Ustad Sopyan melirik ke
arah Kuswanoto yang terus tertunduk, dia tahu apa yang di rasa lelaki suami
Warsinah itu, perempuan yang pernah dia cintai dulu.
“Sudah-sudah ndak usah di
bahas, Kang Noto nyumbang segitu yang penting ikhlas.” Pak RT mencoba
menengahi.
“Jadi total semua dana
yang terkumpul adalah tujuh belas juta empat puluh lima ribu.”
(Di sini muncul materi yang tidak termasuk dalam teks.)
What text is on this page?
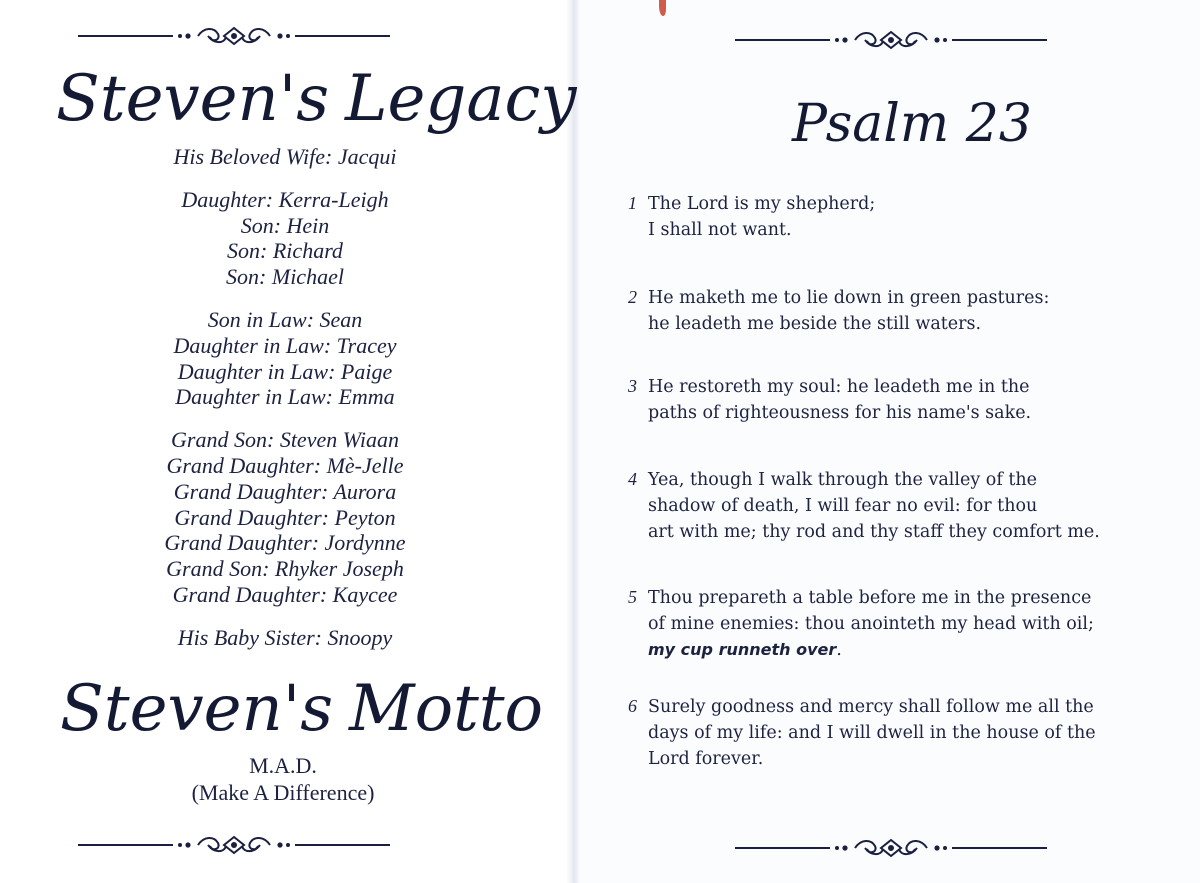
Steven's Legacy
His Beloved Wife: Jacqui
Daughter: Kerra-Leigh
Son: Hein
Son: Richard
Son: Michael
Son in Law: Sean
Daughter in Law: Tracey
Daughter in Law: Paige
Daughter in Law: Emma
Grand Son: Steven Wiaan
Grand Daughter: Mè-Jelle
Grand Daughter: Aurora
Grand Daughter: Peyton
Grand Daughter: Jordynne
Grand Son: Rhyker Joseph
Grand Daughter: Kaycee
His Baby Sister: Snoopy
Steven's Motto
M.A.D.
(Make A Difference)
Psalm 23
1 The Lord is my shepherd;
I shall not want.
2 He maketh me to lie down in green pastures:
he leadeth me beside the still waters.
3 He restoreth my soul: he leadeth me in the
paths of righteousness for his name's sake.
4 Yea, though I walk through the valley of the
shadow of death, I will fear no evil: for thou
art with me; thy rod and thy staff they comfort me.
5 Thou prepareth a table before me in the presence
of mine enemies: thou anointeth my head with oil;
my cup runneth over.
6 Surely goodness and mercy shall follow me all the
days of my life: and I will dwell in the house of the
Lord forever.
“Yang lima ribu itu punya Kang
Noto, hahahahaha.”
“Hahahahaha.”
“Sopo seng ngenyek mau jal
ngadeko, kene tak pingin weruh diapurane!” seru Kuswanotoyang berdiri dengan
memperhatikan mereka satu-satu.
“Rika ngapa sih Kang, isin
lah, iki neng mejid, deneng kaya kuwe!” ucap Saimun lalu menarik taangan
Kuswanoto untuk segera duduk.
“Guyon ngono ae nesu to Kang,”
kata Mukidi yang berkulit keling.
“Yo terus nek awakku
nyumbang limang ewu dadi masalah nggo awakmu kiabeh iki hah!” geram Kuswanoto
yang mudah tersulut emosi.
“Sudah! Sudah! Ini bukan
ajang untuk pamer atau menunjukkan siapa yang nyumbang paling banyak, mohon
bapak-bapak kembali tenang!” teriak Pak RT, suaranya nyaris tertelan gaduh.